There's a dedicated education installer to be found, but it's separate from the system settings. There are options for installing various "bundles" e.g. "ubuntu-edu-preschool" is the "Preschool Educational Application Bundle" I try installing everything out of curiosity.

There's quite a lot of stuff in there, some of which looks quite good, but also much stuff that kind-of works, but could really do with a lot more polish. For example, the tux4kids project has some nice ideas, but the presentation is all a bit basic, and judging from the state of the git repositories, these aren't being updated. The GCompris suite looks better maintained.

I'm also a little dubious about the software choices. For example, the packages on which the ubuntu-edu-primary meta-package depends include Step, an interactive physics simulator including Coulomb and Gravitational forces, and Kalzium, a periodic table of the elements which lists properties such as Electron Affinity and First Ionisation Energy.

Verdict

Well, obviously it's preferable to Windows. I figure that if she's going to have a laptop, then it is going to have a Linux distribution on it, and I guess Edubuntu seems like an obvious choice, despite the curious software choices and rough edges. I'll try it on the laptop and see if the glitches encountered in the VM manifest themselves.

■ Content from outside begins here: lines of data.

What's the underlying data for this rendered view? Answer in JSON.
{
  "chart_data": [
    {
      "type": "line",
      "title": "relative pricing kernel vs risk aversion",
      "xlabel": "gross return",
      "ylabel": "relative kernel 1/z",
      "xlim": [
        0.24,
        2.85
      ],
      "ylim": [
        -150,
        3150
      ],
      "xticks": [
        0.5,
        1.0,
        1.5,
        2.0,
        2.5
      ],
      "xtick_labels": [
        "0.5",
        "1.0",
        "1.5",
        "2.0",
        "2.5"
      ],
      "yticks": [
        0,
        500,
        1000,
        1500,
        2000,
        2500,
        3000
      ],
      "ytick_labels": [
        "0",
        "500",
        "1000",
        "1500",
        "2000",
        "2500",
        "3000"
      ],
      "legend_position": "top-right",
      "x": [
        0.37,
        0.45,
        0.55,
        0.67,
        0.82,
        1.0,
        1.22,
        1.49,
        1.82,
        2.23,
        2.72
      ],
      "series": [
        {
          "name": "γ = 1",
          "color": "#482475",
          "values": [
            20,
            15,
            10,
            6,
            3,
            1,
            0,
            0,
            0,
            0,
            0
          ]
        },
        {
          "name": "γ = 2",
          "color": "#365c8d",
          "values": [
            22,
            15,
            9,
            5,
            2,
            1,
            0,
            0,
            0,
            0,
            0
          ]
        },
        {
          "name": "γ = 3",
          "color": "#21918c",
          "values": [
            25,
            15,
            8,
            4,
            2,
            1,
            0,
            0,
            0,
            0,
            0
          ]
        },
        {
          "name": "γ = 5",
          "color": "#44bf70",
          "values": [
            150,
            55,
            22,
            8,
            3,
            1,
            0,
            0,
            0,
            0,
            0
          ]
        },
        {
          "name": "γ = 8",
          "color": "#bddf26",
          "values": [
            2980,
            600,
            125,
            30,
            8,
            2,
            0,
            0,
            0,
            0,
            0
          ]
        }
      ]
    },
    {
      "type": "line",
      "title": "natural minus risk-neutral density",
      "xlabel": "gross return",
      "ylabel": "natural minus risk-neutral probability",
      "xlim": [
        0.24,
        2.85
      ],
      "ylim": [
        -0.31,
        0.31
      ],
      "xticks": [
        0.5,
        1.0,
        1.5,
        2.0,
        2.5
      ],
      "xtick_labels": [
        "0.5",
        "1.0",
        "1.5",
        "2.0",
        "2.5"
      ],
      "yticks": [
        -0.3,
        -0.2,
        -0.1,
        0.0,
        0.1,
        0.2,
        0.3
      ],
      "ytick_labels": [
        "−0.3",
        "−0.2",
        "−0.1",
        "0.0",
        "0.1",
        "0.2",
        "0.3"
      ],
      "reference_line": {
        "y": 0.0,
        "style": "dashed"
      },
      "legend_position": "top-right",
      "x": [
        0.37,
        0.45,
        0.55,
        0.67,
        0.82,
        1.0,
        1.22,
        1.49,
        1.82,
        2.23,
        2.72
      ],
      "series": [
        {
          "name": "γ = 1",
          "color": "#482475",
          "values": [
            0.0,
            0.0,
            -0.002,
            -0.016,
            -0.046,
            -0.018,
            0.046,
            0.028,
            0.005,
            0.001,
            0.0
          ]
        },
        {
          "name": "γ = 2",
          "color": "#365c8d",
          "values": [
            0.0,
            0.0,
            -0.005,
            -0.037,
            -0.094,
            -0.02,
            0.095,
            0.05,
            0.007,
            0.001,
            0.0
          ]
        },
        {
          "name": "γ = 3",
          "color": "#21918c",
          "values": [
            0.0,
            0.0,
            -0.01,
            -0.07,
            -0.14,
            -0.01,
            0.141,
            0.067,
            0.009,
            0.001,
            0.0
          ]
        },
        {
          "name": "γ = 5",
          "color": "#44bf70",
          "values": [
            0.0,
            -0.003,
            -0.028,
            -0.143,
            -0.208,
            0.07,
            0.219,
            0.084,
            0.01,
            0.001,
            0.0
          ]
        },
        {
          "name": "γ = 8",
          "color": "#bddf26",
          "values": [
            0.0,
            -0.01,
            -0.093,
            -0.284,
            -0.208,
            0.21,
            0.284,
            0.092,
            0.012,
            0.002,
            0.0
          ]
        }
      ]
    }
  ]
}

I feel bad for pointing out the lack of polish, but unfortunately it happens to be true. What I really ought to do is roll up my sleeves, learn some C or C++, check out the relevant code from Github, and try to improve things. Fixing the problems with the screenreader in the installer might be a fun place to start (a quick bit of googling suggests that this Ubuntu Desktop Provision repository is probably relevant).